Name: _________________________ Period: ___________________

This test consists of 5 short answer questions and 1 (of 3) essay topics.

Short Answer Questions

1. What does Chillingworth say in Chapter 14 the town council has been debating?

2. What does Hester mean when she says "Thou shalt not go alone" at the end of Chapter 17?

3. While she is playing, Pearl makes a little boat out of what?

4. How does the narrator characterize Dimmesdale's sermon?

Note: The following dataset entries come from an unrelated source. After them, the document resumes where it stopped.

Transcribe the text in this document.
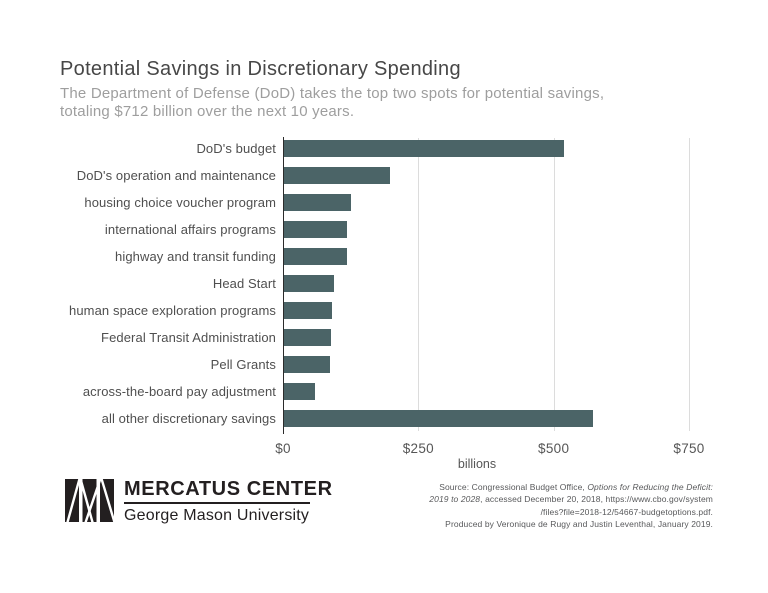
Potential Savings in Discretionary Spending
The Department of Defense (DoD) takes the top two spots for potential savings,
totaling $712 billion over the next 10 years.
DoD's budget
DoD's operation and maintenance
housing choice voucher program
international affairs programs
highway and transit funding
Head Start
human space exploration programs
Federal Transit Administration
Pell Grants
across-the-board pay adjustment
all other discretionary savings
$0	$250	$500	$750
billions
MERCATUS CENTER
George Mason University
Source: Congressional Budget Office, Options for Reducing the Deficit:
2019 to 2028, accessed December 20, 2018, https://www.cbo.gov/system
/files?file=2018-12/54667-budgetoptions.pdf.
Produced by Veronique de Rugy and Justin Leventhal, January 2019.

5. Why do Hester and Dimmesdale chose the place they do to escape to?

Essay Topics

Essay Topic 1

Hawthorne plays with the notion of a happy ending near the end of the novel, teasing the reader with the notion that Dimmesdale and Hester might indeed live out a happily-ever-after ending. Consider the fates of the three major characters (Hester Prynne, Arthur Dimmesdale and Roger Chillingworth) and argue whether they experienced a happy ending or not. Be sure to use comparative analysis and textual examples.

Essay Topic 2

Hawthorne's preface to this novel claims that he has gotten himself in trouble for an unflattering portrait of the Customs Inspector, yet nonetheless, the novel features many real historical people anyway. Take up one of these real historical persons (for example, Governor Bellingham or Mistress Hibbins) and offer a descriptive analysis of their role in the narrative. How does Hawthorne characterize these real historical people? To what dramatic purposes or fictional ends does he put them alongside the invented characters? Be sure to consider the role these minor characters play in the historical setting of this novel.

Essay Topic 3

Pearl is enigmatic, first because she is an infant and then because of her other-worldliness, but she plays a key role in structuring the narrative of Hester Prynne. Consider Pearl's function in this narrative--as a symbol, as a plot device, as well as as a character in her own right--and write an analytical essay that interprets how Pearl is characterized and the primary fictional methods Hawthorne uses to paint a picture of her.